Oh, if it works until 2017. It might be the problem with the file format. I don't have much time to check the format but there might be an issue there!

In the last year, I have used parse_medline_xml() on all of the PubMed XML files without error. In general, I use the xml.gz file format but I have tested the .xml file too. I recommend stepping through the code while parsing that file in a debugger and isolating the error.

Thanks @raypereda-gr.
Yes, I'm also using it with a .xml.gz file. It's a 2022 file.

I tried debugging - However, I'm unable to figure out the error. Can you please help?

@raypereda-gr can you also please let me know the source and code you are downloading the files from?

here is my code - I'm afraid if incorrect files are getting downloaded on my end hence causing errors.

save_loc = 'Desktop/scratch/'
def download_ftp_files(link, save_loc, verbose=True):
     """ Downloads all ftp files from the supplied link """

    process = Popen(['wget', link + "*"],
                    stdout=PIPE, cwd=save_loc)

    if verbose:
        for line in iter(process.stdout.readline, ''):
download_ftp_files('ftp://ftp.ncbi.nlm.nih.gov/pubmed/baseline/', save_loc=save_loc + 'baseline/')

I will look into it further in a couple days. In the meantime, you can help me with two things. First, trim down the file to creating the smallest file that gives the same error. You will need to work with XML, not the zipped file. Second, try downloading the file in various ways. Try manual downloads too. See if the file changes with different ways of downloading.

Thank you so much @raypereda-gr for helping out!

@raypereda-gr Thanks very much for considering to help.

As you asked to work with the .xml and not .xml.gz (zipped) file, is it required for trimming the file down or to parse it? Asking because I was able to parse a .xml.gz file using parse_medline_xml().

To download manually as you suggested, I tried to navigate to the exact same directory (webpage) online where the files were getting downloaded from. These are the same as the ones that were getting downloaded using the code I attached in a previous comment.

Further, as I wrote in the original issue, this is the file parse_medline_xml() works perfectly with.
I strongly feel the one I'm trying to parse now isn't in the format the parser is for. However, I might be wrong here. Sorry for bothering you too much. I'm very new to this hence the naivety.

As you asked to work with the .xml and not .xml.gz (zipped)
file, is it required for trimming the file
down or to parse it? Asking because I was able to parse a .xml.gz file using parse_medline_xml().

That is the same function that I use:

list_of_dictionary = pp.parse_medline_xml(pubmed_xml_filename, year_info_only=False)

That function will accept a .xml or .xml.gz file. You don't need to worry about unzipping explicity; the function with handle that if needed.

Since you have been able to to parse the .xml.gz file, we can be confident that the problem is with the .xml file. How exactly did you unzip it? Here's ls output of the the unzipped file that I created by unzipping on a Mac using the pre-installed unzip tool. I also counted the number of lines.

$ ls -l medline17n0116.xml
-rw-r--r--@ 1 raypereda  staff  188634668 Mar 19 16:41 medline17n0116.xml

$ wc *.xml
 4572705 10113718 188634668 medline17n0116.xml

To download manually as you suggested, I tried to navigate to the exact same directory (webpage) online where the files were getting downloaded from. These are the same as the ones that were getting downloaded using the code I attached in a previous comment.

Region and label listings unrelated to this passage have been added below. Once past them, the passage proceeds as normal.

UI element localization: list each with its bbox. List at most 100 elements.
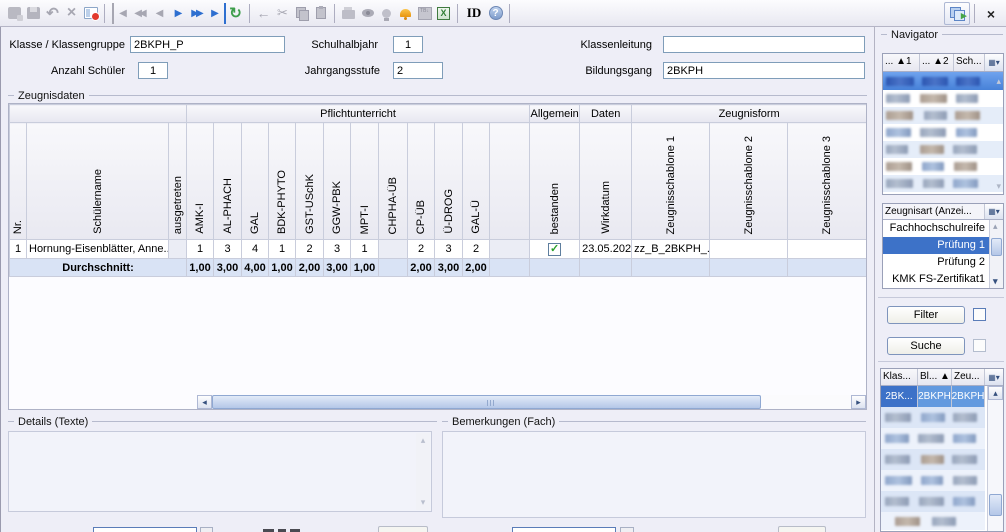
filter-button[interactable]: Filter bbox=[887, 306, 965, 324]
navigator-grid-menu-button[interactable]: ▦▾ bbox=[985, 54, 1003, 71]
scrollbar-thumb[interactable] bbox=[989, 494, 1002, 516]
fast-next-button[interactable]: ▶▶ bbox=[188, 3, 207, 24]
column-header-subject[interactable]: Ü-DROG bbox=[435, 123, 463, 240]
cell-grade[interactable]: 1 bbox=[269, 240, 296, 259]
cell-schuelername[interactable]: Hornung-Eisenblätter, Anne... bbox=[27, 240, 169, 259]
column-header-ausgetreten[interactable]: ausgetreten bbox=[169, 123, 187, 240]
hint-button[interactable] bbox=[377, 3, 396, 24]
bestanden-checkbox[interactable]: ✓ bbox=[548, 243, 561, 256]
navigator-column-header[interactable]: ... ▲2 bbox=[920, 54, 954, 71]
suche-button[interactable]: Suche bbox=[887, 337, 965, 355]
column-header-subject[interactable]: GGW-PBK bbox=[324, 123, 351, 240]
cell-nr[interactable]: 1 bbox=[10, 240, 27, 259]
klassen-row-redacted[interactable] bbox=[881, 512, 985, 530]
navigator-row-selected[interactable] bbox=[883, 72, 1003, 90]
column-header-subject[interactable]: MPT-I bbox=[351, 123, 379, 240]
zeugnisart-item-selected[interactable]: Prüfung 1 bbox=[883, 237, 989, 254]
navigator-row-redacted[interactable] bbox=[883, 107, 1003, 124]
column-header-schuelername[interactable]: Schülername bbox=[27, 123, 169, 240]
save-button[interactable] bbox=[24, 3, 43, 24]
fast-previous-button[interactable]: ◀◀ bbox=[131, 3, 150, 24]
column-header-bestanden[interactable]: bestanden bbox=[530, 123, 580, 240]
bildungsgang-input[interactable] bbox=[663, 62, 865, 79]
navigator-row-redacted[interactable] bbox=[883, 124, 1003, 141]
bottom-small-button-partial[interactable] bbox=[620, 527, 634, 532]
column-header-wirkdatum[interactable]: Wirkdatum bbox=[580, 123, 632, 240]
klassen-scrollbar[interactable]: ▴ bbox=[987, 386, 1003, 531]
student-row[interactable]: 1 Hornung-Eisenblätter, Anne... 1 3 4 1 … bbox=[10, 240, 867, 259]
cell-grade[interactable]: 4 bbox=[242, 240, 269, 259]
klassen-grid-menu-button[interactable]: ▦▾ bbox=[985, 369, 1003, 385]
klassen-row-redacted[interactable] bbox=[881, 491, 985, 512]
scroll-right-button[interactable]: ▸ bbox=[851, 395, 866, 409]
cell-grade[interactable]: 2 bbox=[408, 240, 435, 259]
jahrgangsstufe-input[interactable] bbox=[393, 62, 443, 79]
suche-checkbox[interactable] bbox=[973, 339, 986, 352]
column-header-subject[interactable]: CP-ÜB bbox=[408, 123, 435, 240]
scroll-up-icon[interactable]: ▴ bbox=[993, 221, 998, 232]
details-scrollbar[interactable]: ▴ ▾ bbox=[416, 433, 430, 510]
cell-schablone3[interactable] bbox=[788, 240, 867, 259]
klassen-column-header[interactable]: Bl... ▲ bbox=[918, 369, 952, 385]
bottom-button-partial[interactable] bbox=[378, 526, 428, 532]
navigator-row-redacted[interactable] bbox=[883, 90, 1003, 107]
cell-ausgetreten[interactable] bbox=[169, 240, 187, 259]
zeugnisart-item[interactable]: KMK FS-Zertifikat1 bbox=[883, 271, 989, 288]
zeugnisart-scrollbar[interactable]: ▴ ▾ bbox=[989, 220, 1003, 288]
klassen-row-redacted[interactable] bbox=[881, 449, 985, 470]
preview-button[interactable] bbox=[358, 3, 377, 24]
zeugnisart-item[interactable]: Fachhochschulreife bbox=[883, 220, 989, 237]
bottom-combobox-partial[interactable] bbox=[512, 527, 616, 532]
cell-schablone1[interactable]: zz_B_2BKPH_... bbox=[632, 240, 710, 259]
cell-wirkdatum[interactable]: 23.05.2025 bbox=[580, 240, 632, 259]
navigator-row-redacted[interactable] bbox=[883, 158, 1003, 175]
navigator-scroll-up-icon[interactable]: ▴ bbox=[996, 76, 1001, 87]
refresh-button[interactable]: ↻ bbox=[226, 3, 245, 24]
column-header-nr[interactable]: Nr. bbox=[10, 123, 27, 240]
navigator-scroll-down-icon[interactable]: ▾ bbox=[996, 181, 1001, 192]
bottom-combobox-partial[interactable] bbox=[93, 527, 197, 532]
cell-grade[interactable]: 3 bbox=[435, 240, 463, 259]
filter-checkbox[interactable] bbox=[973, 308, 986, 321]
column-header-subject[interactable]: CHPHA-ÜB bbox=[379, 123, 408, 240]
column-header-subject[interactable]: AL-PHACH bbox=[214, 123, 242, 240]
delete-button[interactable]: × bbox=[62, 3, 81, 24]
scroll-down-icon[interactable]: ▾ bbox=[993, 276, 998, 287]
scrollbar-thumb[interactable] bbox=[991, 238, 1002, 256]
klassen-cell[interactable]: 2BK... bbox=[881, 386, 918, 407]
column-header-subject[interactable]: AMK-I bbox=[187, 123, 214, 240]
print-button[interactable] bbox=[339, 3, 358, 24]
close-button[interactable]: × bbox=[979, 3, 1003, 24]
help-button[interactable]: ? bbox=[486, 3, 505, 24]
paste-button[interactable] bbox=[311, 3, 330, 24]
cell-schablone2[interactable] bbox=[710, 240, 788, 259]
klassen-row-redacted[interactable] bbox=[881, 407, 985, 428]
navigator-row-redacted[interactable] bbox=[883, 175, 1003, 192]
cell-bestanden[interactable]: ✓ bbox=[530, 240, 580, 259]
first-record-button[interactable]: ◀ bbox=[112, 3, 131, 24]
cut-button[interactable]: ✂ bbox=[273, 3, 292, 24]
new-record-button[interactable] bbox=[5, 3, 24, 24]
navigator-column-header[interactable]: ... ▲1 bbox=[883, 54, 920, 71]
klassen-cell[interactable]: 2BKPH bbox=[952, 386, 985, 407]
zeugnisart-grid-menu-button[interactable]: ▦▾ bbox=[985, 204, 1003, 219]
cell-grade[interactable]: 2 bbox=[463, 240, 490, 259]
undo-button[interactable]: ↶ bbox=[43, 3, 62, 24]
back-button[interactable]: ← bbox=[254, 3, 273, 24]
column-header-subject[interactable]: BDK-PHYTO bbox=[269, 123, 296, 240]
cell-grade[interactable]: 1 bbox=[187, 240, 214, 259]
klassen-cell[interactable]: 2BKPH bbox=[918, 386, 952, 407]
column-header-schablone1[interactable]: Zeugnisschablone 1 bbox=[632, 123, 710, 240]
details-textarea[interactable]: ▴ ▾ bbox=[8, 431, 432, 512]
column-header-subject[interactable]: GAL-Ü bbox=[463, 123, 490, 240]
scrollbar-thumb[interactable] bbox=[212, 395, 761, 409]
tb-import-button[interactable]: TB↓ bbox=[415, 3, 434, 24]
klassen-row-selected[interactable]: 2BK... 2BKPH 2BKPH bbox=[881, 386, 1003, 407]
grid-horizontal-scrollbar[interactable]: ◂ ▸ bbox=[197, 395, 866, 409]
column-header-subject[interactable]: GST-USchK bbox=[296, 123, 324, 240]
excel-export-button[interactable]: X bbox=[434, 3, 453, 24]
klassen-column-header[interactable]: Klas... bbox=[881, 369, 918, 385]
column-header-schablone3[interactable]: Zeugnisschablone 3 bbox=[788, 123, 867, 240]
switch-view-button[interactable]: ▸ bbox=[944, 2, 970, 25]
anzahl-schueler-input[interactable] bbox=[138, 62, 168, 79]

Good. That means we can be confident that the problem is not with the download. I suspect something is off with the unzipping.

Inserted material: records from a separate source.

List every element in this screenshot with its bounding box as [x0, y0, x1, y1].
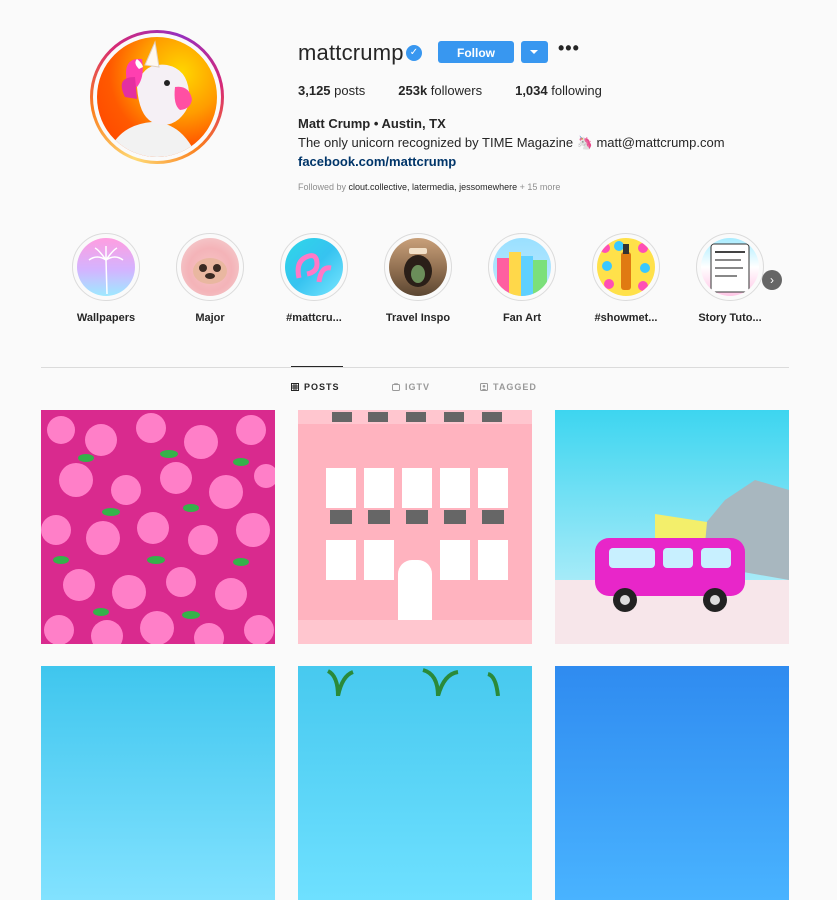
more-options-button[interactable]: ••• — [558, 38, 580, 59]
post-thumbnail[interactable] — [41, 666, 275, 900]
highlight-mattcrump[interactable]: #mattcru... — [269, 233, 359, 324]
bio-name: Matt Crump • Austin, TX — [298, 116, 446, 131]
bio-website-link[interactable]: facebook.com/mattcrump — [298, 154, 456, 169]
highlight-cover-ring — [488, 233, 556, 301]
highlight-travel-inspo[interactable]: Travel Inspo — [373, 233, 463, 324]
tab-igtv[interactable]: IGTV — [392, 382, 430, 392]
post-thumbnail[interactable] — [555, 666, 789, 900]
phone-screenshot-image — [710, 243, 750, 293]
bougainvillea-flowers-image — [41, 410, 275, 644]
highlight-cover — [389, 238, 447, 296]
highlight-label: #showmet... — [594, 312, 658, 324]
highlight-cover-ring — [696, 233, 764, 301]
followers-count: 253k — [398, 83, 428, 98]
post-thumbnail[interactable] — [555, 410, 789, 644]
followed-by-names: clout.collective, latermedia, jessomewhe… — [348, 182, 518, 192]
tab-label: POSTS — [304, 382, 340, 392]
post-thumbnail[interactable] — [41, 410, 275, 644]
highlight-major[interactable]: Major — [165, 233, 255, 324]
highlight-label: Major — [195, 312, 225, 324]
highlight-cover — [77, 238, 135, 296]
pug-face-image — [193, 258, 227, 284]
ellipsis-icon: ••• — [558, 38, 580, 58]
highlight-cover — [701, 238, 759, 296]
tab-label: IGTV — [405, 382, 431, 392]
colorful-buildings-image — [497, 252, 547, 296]
tab-label: TAGGED — [493, 382, 537, 392]
highlight-showmet[interactable]: #showmet... — [581, 233, 671, 324]
pink-building-image — [298, 410, 532, 644]
tab-posts[interactable]: POSTS — [291, 382, 340, 392]
grid-icon — [291, 383, 299, 391]
profile-username: mattcrump — [298, 40, 404, 65]
highlight-cover — [493, 238, 551, 296]
highlight-cover-ring — [176, 233, 244, 301]
followed-by-text[interactable]: Followed by clout.collective, latermedia… — [298, 182, 560, 192]
post-thumbnail[interactable] — [298, 666, 532, 900]
highlight-label: Travel Inspo — [385, 312, 451, 324]
active-tab-indicator — [291, 366, 343, 367]
unicorn-mask-image — [107, 40, 197, 157]
followers-label: followers — [430, 83, 483, 98]
verified-badge-icon: ✓ — [406, 45, 422, 61]
highlight-cover — [181, 238, 239, 296]
highlight-wallpapers[interactable]: Wallpapers — [61, 233, 151, 324]
highlight-label: Story Tuto... — [698, 312, 762, 324]
posts-stat: 3,125 posts — [298, 83, 365, 98]
suggested-dropdown-button[interactable] — [521, 41, 548, 63]
follow-button[interactable]: Follow — [438, 41, 514, 63]
highlight-cover-ring — [592, 233, 660, 301]
highlight-fan-art[interactable]: Fan Art — [477, 233, 567, 324]
highlight-cover-ring — [384, 233, 452, 301]
tunnel-image — [404, 248, 432, 287]
bio-text: The only unicorn recognized by TIME Maga… — [298, 135, 725, 150]
followed-by-prefix: Followed by — [298, 182, 349, 192]
followed-by-more: + 15 more — [517, 182, 561, 192]
profile-stats: 3,125 posts 253k followers 1,034 followi… — [298, 83, 602, 98]
tab-tagged[interactable]: TAGGED — [480, 382, 537, 392]
following-count: 1,034 — [515, 83, 548, 98]
highlight-label: Fan Art — [502, 312, 542, 324]
pink-van-image — [555, 410, 789, 644]
palm-trees-image — [326, 668, 500, 697]
tagged-icon — [480, 383, 488, 391]
highlight-cover — [597, 238, 655, 296]
igtv-icon — [392, 383, 400, 391]
following-stat[interactable]: 1,034 following — [515, 83, 602, 98]
highlight-label: Wallpapers — [76, 312, 136, 324]
palm-tree-icon — [88, 246, 124, 295]
polka-dot-bottle-image — [600, 241, 650, 291]
highlight-cover — [285, 238, 343, 296]
tabs-divider — [41, 367, 789, 368]
highlights-next-button[interactable]: › — [762, 270, 782, 290]
post-thumbnail[interactable] — [298, 410, 532, 644]
highlight-cover-ring — [280, 233, 348, 301]
chevron-right-icon: › — [770, 273, 774, 287]
flamingo-float-image — [295, 253, 332, 283]
profile-avatar-ring[interactable] — [90, 30, 224, 164]
highlight-cover-ring — [72, 233, 140, 301]
highlight-label: #mattcru... — [286, 312, 342, 324]
avatar[interactable] — [97, 37, 217, 157]
posts-count: 3,125 — [298, 83, 331, 98]
posts-label: posts — [334, 83, 366, 98]
followers-stat[interactable]: 253k followers — [398, 83, 482, 98]
following-label: following — [551, 83, 602, 98]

Further, as I wrote in the original issue, this is the file parse_medline_xml() works perfectly with.
I strongly feel the one I'm trying to parse now isn't in the format the parser is for. However, I might be wrong here.

Ok, why can you just parse the .xml.gz file? I would suggest not worry about unzipping the files.

Thanks @raypereda-gr !

Yes, I was working with the zipped file only (.xml.gz) ; it still wasn't working.

I made a small change by just adding the keyword arg path while calling the function like so -
pp.parse_medline_xml(path = pubmed_xml_filepath)

instead of positional calling like -

and it worked hence. Anyway, thanks a lot for helping patiently, @titipata @raypereda-gr.